Dehydrogenation of methanol to methyl formate over supported copper catalysts

Abstract

The catalytic dehydrogenation of methanol over copper-supported (Cu/ MO χ, M=Si, Zr, Mg, Zn and graphite) catalysts has been studied in a fixed bed microreactor in the temperature range of 180–260°C. The copper/silica and copper/zirconium oxide catalysts were found to be very active and selective toward methyl formate (MF) formation. However, the copper/zinc oxide catalyst was less active and the copper/magnesium oxide one much less selective. The exception was the copper/graphite catalyst whose performance approached that of massive copper. The reaction has also been studied on CuM/SiO 2 (M=Na 2O, ZnO, Cr 2O 3) promoted catalysts.
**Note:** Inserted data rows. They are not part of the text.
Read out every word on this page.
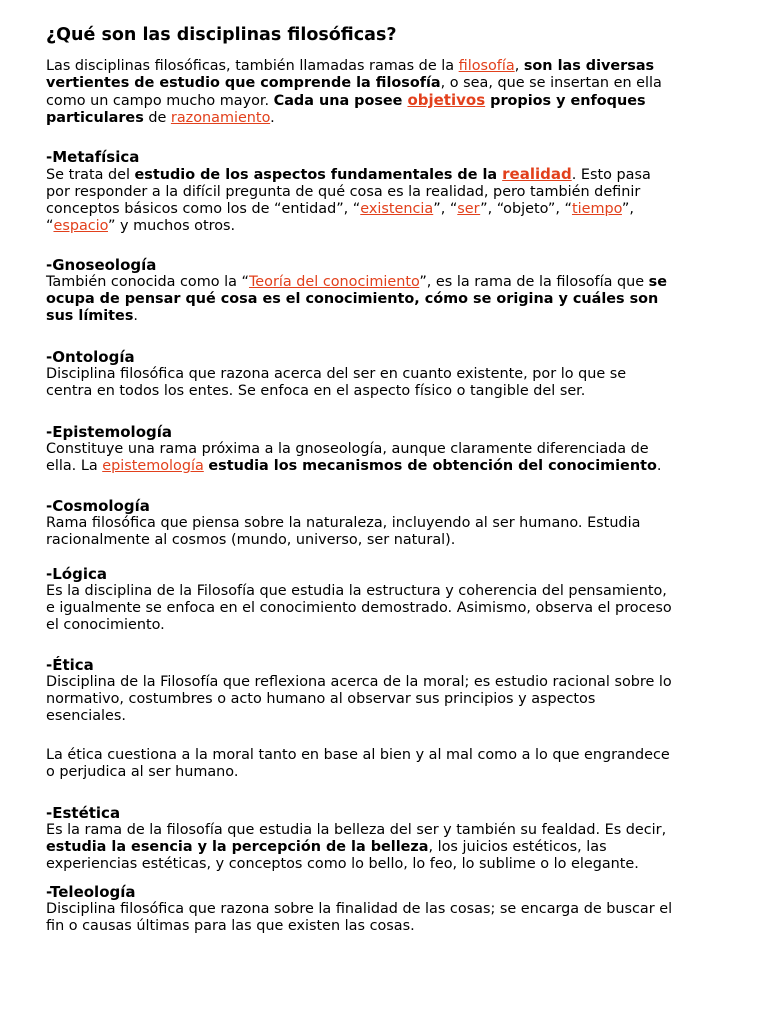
¿Qué son las disciplinas filosóficas?

Las disciplinas filosóficas, también llamadas ramas de la filosofía, son las diversas

vertientes de estudio que comprende la filosofía, o sea, que se insertan en ella

como un campo mucho mayor. Cada una posee objetivos propios y enfoques

particulares de razonamiento.

-Metafísica

Se trata del estudio de los aspectos fundamentales de la realidad. Esto pasa

por responder a la difícil pregunta de qué cosa es la realidad, pero también definir

conceptos básicos como los de “entidad”, “existencia”, “ser”, “objeto”, “tiempo”,

“espacio” y muchos otros.

-Gnoseología

También conocida como la “Teoría del conocimiento”, es la rama de la filosofía que se

ocupa de pensar qué cosa es el conocimiento, cómo se origina y cuáles son

sus límites.

-Ontología

Disciplina filosófica que razona acerca del ser en cuanto existente, por lo que se

centra en todos los entes. Se enfoca en el aspecto físico o tangible del ser.

-Epistemología

Constituye una rama próxima a la gnoseología, aunque claramente diferenciada de

ella. La epistemología estudia los mecanismos de obtención del conocimiento.

-Cosmología

Rama filosófica que piensa sobre la naturaleza, incluyendo al ser humano. Estudia

racionalmente al cosmos (mundo, universo, ser natural).

-Lógica

Es la disciplina de la Filosofía que estudia la estructura y coherencia del pensamiento,

e igualmente se enfoca en el conocimiento demostrado. Asimismo, observa el proceso

el conocimiento.

-Ética

Disciplina de la Filosofía que reflexiona acerca de la moral; es estudio racional sobre lo

normativo, costumbres o acto humano al observar sus principios y aspectos

esenciales.

La ética cuestiona a la moral tanto en base al bien y al mal como a lo que engrandece

o perjudica al ser humano.

-Estética

Es la rama de la filosofía que estudia la belleza del ser y también su fealdad. Es decir,

estudia la esencia y la percepción de la belleza, los juicios estéticos, las

experiencias estéticas, y conceptos como lo bello, lo feo, lo sublime o lo elegante.

-Teleología

Disciplina filosófica que razona sobre la finalidad de las cosas; se encarga de buscar el

fin o causas últimas para las que existen las cosas.
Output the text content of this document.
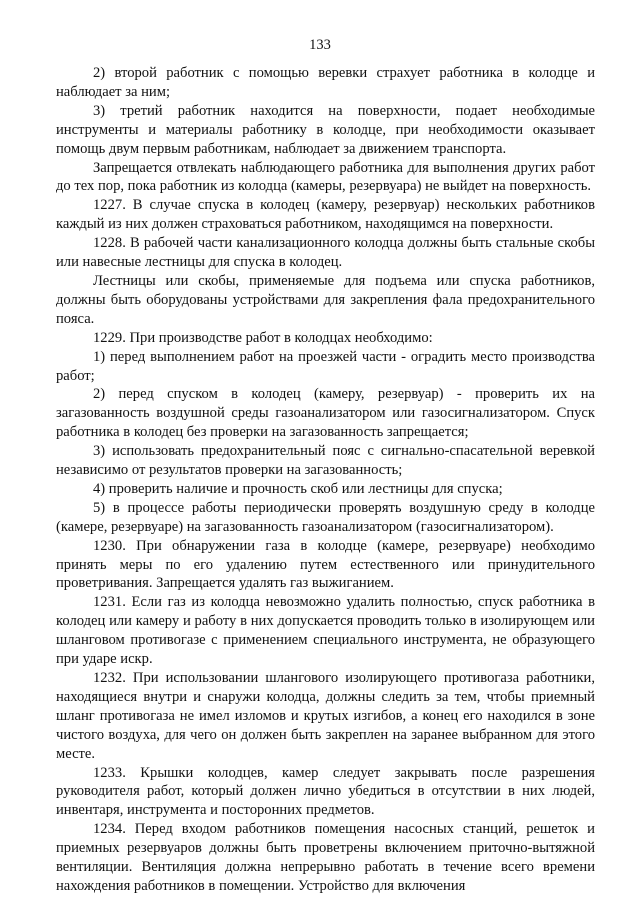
133

2) второй работник с помощью веревки страхует работника в колодце и наблюдает за ним;

3) третий работник находится на поверхности, подает необходимые инструменты и материалы работнику в колодце, при необходимости оказывает помощь двум первым работникам, наблюдает за движением транспорта.

Запрещается отвлекать наблюдающего работника для выполнения других работ до тех пор, пока работник из колодца (камеры, резервуара) не выйдет на поверхность.

1227. В случае спуска в колодец (камеру, резервуар) нескольких работников каждый из них должен страховаться работником, находящимся на поверхности.

1228. В рабочей части канализационного колодца должны быть стальные скобы или навесные лестницы для спуска в колодец.

Лестницы или скобы, применяемые для подъема или спуска работников, должны быть оборудованы устройствами для закрепления фала предохранительного пояса.

1229. При производстве работ в колодцах необходимо:

1) перед выполнением работ на проезжей части - оградить место производства работ;

2) перед спуском в колодец (камеру, резервуар) - проверить их на загазованность воздушной среды газоанализатором или газосигнализатором. Спуск работника в колодец без проверки на загазованность запрещается;

3) использовать предохранительный пояс с сигнально-спасательной веревкой независимо от результатов проверки на загазованность;

4) проверить наличие и прочность скоб или лестницы для спуска;

5) в процессе работы периодически проверять воздушную среду в колодце (камере, резервуаре) на загазованность газоанализатором (газосигнализатором).

1230. При обнаружении газа в колодце (камере, резервуаре) необходимо принять меры по его удалению путем естественного или принудительного проветривания. Запрещается удалять газ выжиганием.

1231. Если газ из колодца невозможно удалить полностью, спуск работника в колодец или камеру и работу в них допускается проводить только в изолирующем или шланговом противогазе с применением специального инструмента, не образующего при ударе искр.

1232. При использовании шлангового изолирующего противогаза работники, находящиеся внутри и снаружи колодца, должны следить за тем, чтобы приемный шланг противогаза не имел изломов и крутых изгибов, а конец его находился в зоне чистого воздуха, для чего он должен быть закреплен на заранее выбранном для этого месте.

1233. Крышки колодцев, камер следует закрывать после разрешения руководителя работ, который должен лично убедиться в отсутствии в них людей, инвентаря, инструмента и посторонних предметов.

1234. Перед входом работников помещения насосных станций, решеток и приемных резервуаров должны быть проветрены включением приточно-вытяжной вентиляции. Вентиляция должна непрерывно работать в течение всего времени нахождения работников в помещении. Устройство для включения
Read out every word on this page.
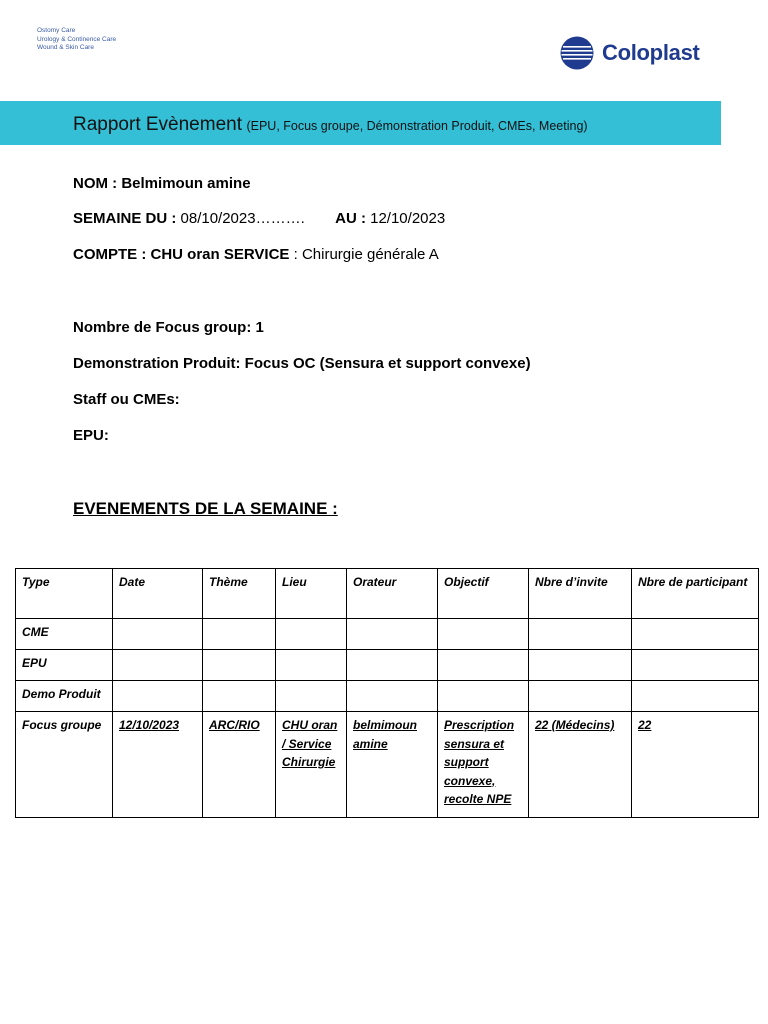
Ostomy Care
Urology & Continence Care
Wound & Skin Care	Coloplast
Rapport Evènement (EPU, Focus groupe, Démonstration Produit, CMEs, Meeting)
NOM : Belmimoun amine
SEMAINE DU : 08/10/2023………. AU : 12/10/2023
COMPTE : CHU oran SERVICE : Chirurgie générale A
Nombre de Focus group: 1
Demonstration Produit: Focus OC (Sensura et support convexe)
Staff ou CMEs:
EPU:
EVENEMENTS DE LA SEMAINE :
Type	Date	Thème	Lieu	Orateur	Objectif	Nbre d’invite	Nbre de participant
CME							
EPU							
Demo Produit							
Focus groupe	12/10/2023	ARC/RIO	CHU oran / Service Chirurgie	belmimoun amine	Prescription sensura et support convexe, recolte NPE	22 (Médecins)	22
Only in the case of copper promotion by 0.1% sodium (copper/sodium=11.2 atomic) was the specific activity found to increase, while the MF selectivity remained unchanged. The state of copper in the catalysts used in the reaction was determined by X-ray photoelectron spectroscopy. With the sole exception of the copper/magnesium oxide catalyst, which was partially oxidised as Cu 2+, the other catalysts showed only reduced copper species. For the used 15.1% copper/silica catalyst the position of the copper L 3VV X-ray induced Auger transition at 913.4 eV confirmed the existence of reduced Cu 0. Additional catalytic experiments carried out on unreduced silica-supported copper catalysts, using carbon dioxide as a carrier feed, showed that a longer time onstream was required before a steady state was achieved, which in turn is typical of catalyst activation by the hydrogen reaction byproduct (eqn. 4). Carbon monoxide poisoning experiments led to the conclusion that metallic copper is very likely the active copper species in this reaction. Furthermore, the infrared spectra of methanol adsorption on the poorly selective 5.7% copper/magnesium oxide catalyst revealed that the MF product undergoes decomposition through carbonate structures at basic sites.